Sometimes collectors were so captivated by the eyes of Quill’s women, they forgot to look at anything else, no matter how lurid the pose.

Saskia ducked into a bathroom at the end of the hallway and leaned against the counter. She’d convinced Lachlan that not only was she an excellent art forger, but a competent art thief as well. She’d regaled him with a few bullshit stories about a couple of low profile art heists that had never been solved, and he’d bought the story. Tonight was all about planting a seed so that when the real Quill nude hung in Lachlan’s home, all of his friends would think it was merely a clever forgery.

Or at least that’s howhethought it would play. Saskia could never steal the work of an artist she admired for a foul creature like Lachlan, but he couldn’t know he was her real mark.

She reapplied her lipstick and straightened the straps of the black dress. A strand of long dark hair had escaped her updo. She carefully pinned it back into place.

“You look lovely as you are.”

She spun, working to wipe any trace of startled guilt from her face.

“Lachlan, get out of here! This is the ladies room.” As if that needed stating.

He must have followed directly behind her. He’d been quiet as a panther stalking prey.

He looked ridiculous in such a rigid black tuxedo, standing in the midst of pale pink lace and cushions. His hand trailed down her cheek. “Saskia...” It was more a breath, a sigh, than speech.
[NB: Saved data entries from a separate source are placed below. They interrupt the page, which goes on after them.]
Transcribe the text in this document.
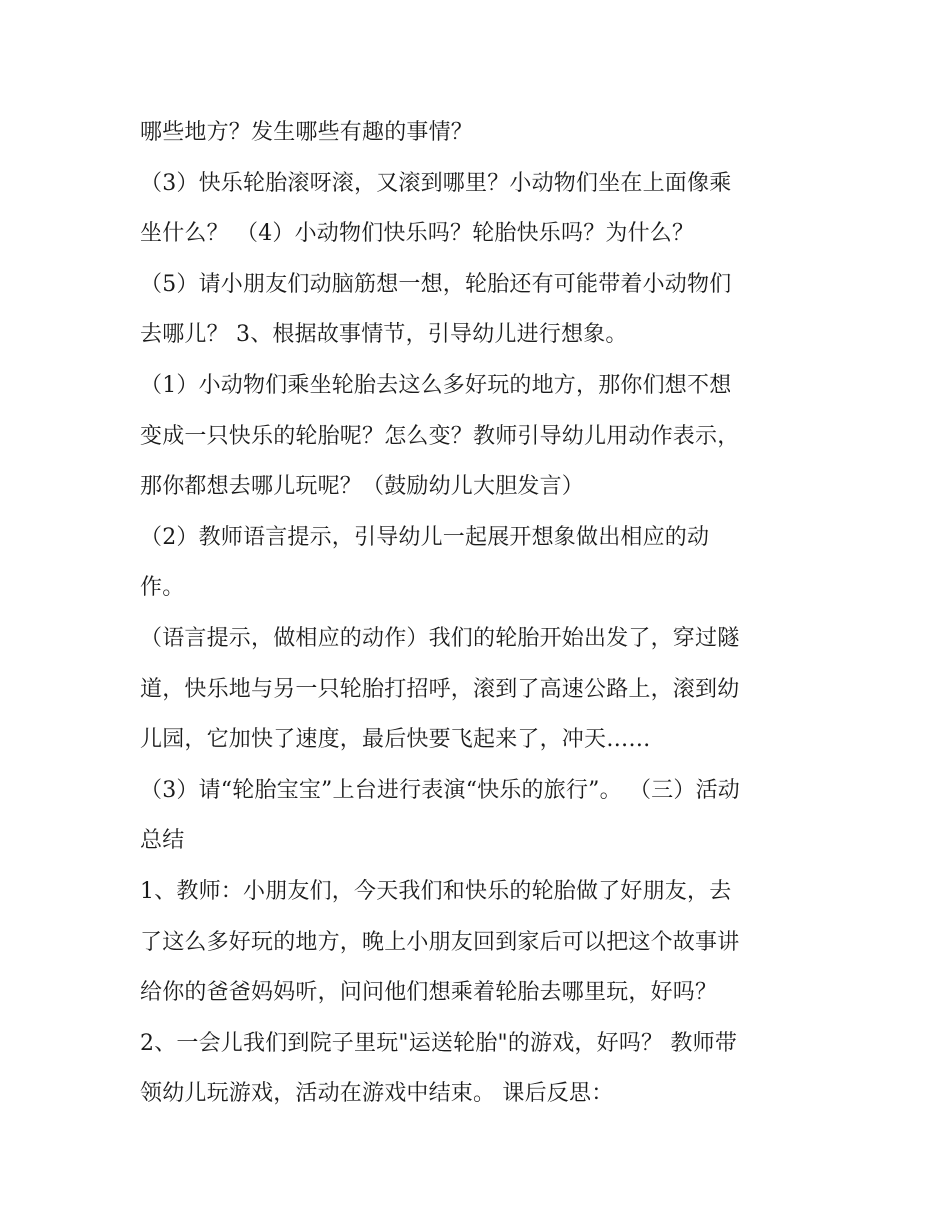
哪些地方？发生哪些有趣的事情？
（3）快乐轮胎滚呀滚，又滚到哪里？小动物们坐在上面像乘
坐什么？ （4）小动物们快乐吗？轮胎快乐吗？为什么？
（5）请小朋友们动脑筋想一想，轮胎还有可能带着小动物们
去哪儿？ 3、根据故事情节，引导幼儿进行想象。
（1）小动物们乘坐轮胎去这么多好玩的地方，那你们想不想
变成一只快乐的轮胎呢？怎么变？教师引导幼儿用动作表示，
那你都想去哪儿玩呢？（鼓励幼儿大胆发言）
（2）教师语言提示，引导幼儿一起展开想象做出相应的动
作。
（语言提示，做相应的动作）我们的轮胎开始出发了，穿过隧
道，快乐地与另一只轮胎打招呼，滚到了高速公路上，滚到幼
儿园，它加快了速度，最后快要飞起来了，冲天……
（3）请“轮胎宝宝”上台进行表演“快乐的旅行”。 （三）活动
总结
1、教师：小朋友们，今天我们和快乐的轮胎做了好朋友，去
了这么多好玩的地方，晚上小朋友回到家后可以把这个故事讲
给你的爸爸妈妈听，问问他们想乘着轮胎去哪里玩，好吗？
2、一会儿我们到院子里玩"运送轮胎"的游戏，好吗？ 教师带
领幼儿玩游戏，活动在游戏中结束。 课后反思：
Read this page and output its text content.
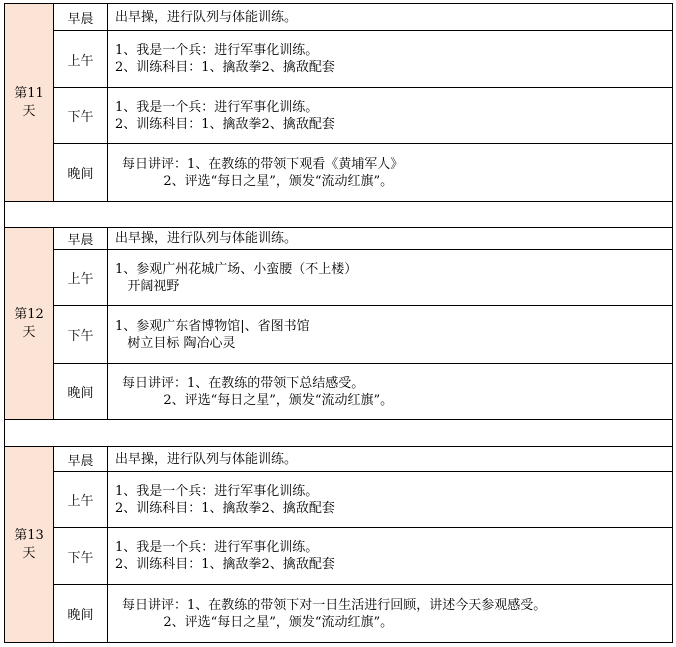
第11
天	早晨	出早操，进行队列与体能训练。

	上午	1、我是一个兵：进行军事化训练。
2、训练科目：1、擒敌拳2、擒敌配套

	下午	1、我是一个兵：进行军事化训练。
2、训练科目：1、擒敌拳2、擒敌配套

	晚间	每日讲评：1、在教练的带领下观看《黄埔军人》
2、评选“每日之星”，颁发“流动红旗”。

第12
天	早晨	出早操，进行队列与体能训练。

	上午	1、参观广州花城广场、小蛮腰（不上楼）
开阔视野

	下午	1、参观广东省博物馆|、省图书馆
树立目标 陶冶心灵

	晚间	每日讲评：1、在教练的带领下总结感受。
2、评选“每日之星”，颁发“流动红旗”。

第13
天	早晨	出早操，进行队列与体能训练。

	上午	1、我是一个兵：进行军事化训练。
2、训练科目：1、擒敌拳2、擒敌配套

	下午	1、我是一个兵：进行军事化训练。
2、训练科目：1、擒敌拳2、擒敌配套

	晚间	每日讲评：1、在教练的带领下对一日生活进行回顾，讲述今天参观感受。
2、评选“每日之星”，颁发“流动红旗”。
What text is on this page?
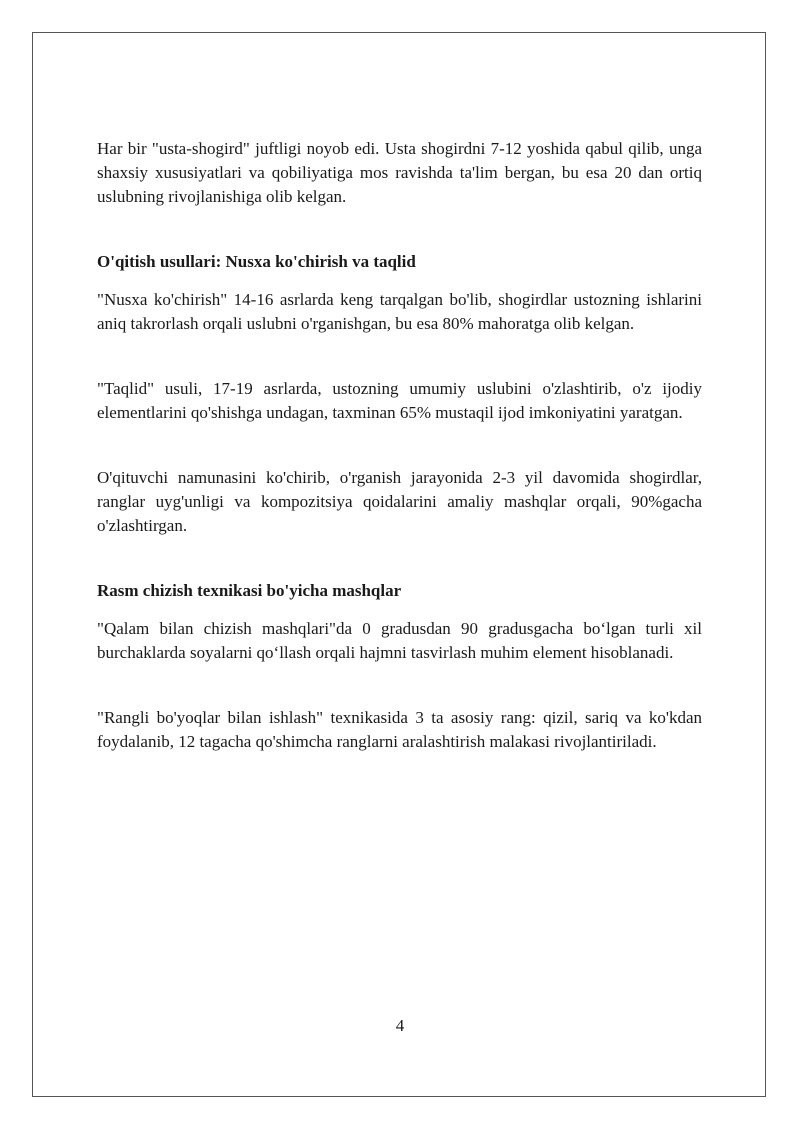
Har bir "usta-shogird" juftligi noyob edi. Usta shogirdni 7-12 yoshida qabul qilib, unga shaxsiy xususiyatlari va qobiliyatiga mos ravishda ta'lim bergan, bu esa 20 dan ortiq uslubning rivojlanishiga olib kelgan.

O'qitish usullari: Nusxa ko'chirish va taqlid

"Nusxa ko'chirish" 14-16 asrlarda keng tarqalgan bo'lib, shogirdlar ustozning ishlarini aniq takrorlash orqali uslubni o'rganishgan, bu esa 80% mahoratga olib kelgan.

"Taqlid" usuli, 17-19 asrlarda, ustozning umumiy uslubini o'zlashtirib, o'z ijodiy elementlarini qo'shishga undagan, taxminan 65% mustaqil ijod imkoniyatini yaratgan.

O'qituvchi namunasini ko'chirib, o'rganish jarayonida 2-3 yil davomida shogirdlar, ranglar uyg'unligi va kompozitsiya qoidalarini amaliy mashqlar orqali, 90%gacha o'zlashtirgan.

Rasm chizish texnikasi bo'yicha mashqlar

"Qalam bilan chizish mashqlari"da 0 gradusdan 90 gradusgacha bo‘lgan turli xil burchaklarda soyalarni qo‘llash orqali hajmni tasvirlash muhim element hisoblanadi.

"Rangli bo'yoqlar bilan ishlash" texnikasida 3 ta asosiy rang: qizil, sariq va ko'kdan foydalanib, 12 tagacha qo'shimcha ranglarni aralashtirish malakasi rivojlantiriladi.

4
She batted his hand away. “No, Lachlan. I told you, business only. If you’re smart, you’ll reserve your fucking for women who don’t have other skills you need.”

He wasn’t used to hearing the word ‘no’, or at least he wasn’t used to it being anything more than a prelude to ‘yes’. All part of a coy tease—a game a man like Lachlan was obligated to play to get to the warm, wet, excited prize.

He moved closer. “I understand. A woman doesn’t want to feel like a slut, so she pretends she never does this. She says no a few times and pushes you away. You slip your fingers underneath her panties, and you find the lie. And then it changes to yes. This isn’t a new game for me.”

Lachlan pressed her against the wall, his hand skimming down the side of her dress as if looking for an entrance to prove his point.

Saskia put her hands on his shoulders and tried to shove him, but he wouldn’t budge. He was a solid block of muscle. He may as well have been a solid block of stone. “I said, No!”

He shrugged and stepped away from her. “As you wish. We can leave if you’re ready to go. We’ve done what we needed to do.”

Saskia straightened her dress again in an attempt to hide her shaking and just how threatening she found him. “You didn’t bid on the silent auction?” she asked, trying to shift the topic to something safe.

“You know I don’t like abstract art.”

It was his sole redeeming quality.

She’d only been inside Lachlan’s home once. His preferences seemed to trend toward older, more classic work, but she couldn’t be sure if it was because of the difficulty and expense of acquiring the pieces he most coveted or because he actually had taste.

They slipped out a side door and didn’t speak again until they were ensconced in the privacy of his Bentley. Warning buzzers sounded in her head over being alone in such a restrictive space with him after what just happened in the bathroom. But he was her ride and ultimately her continued survival.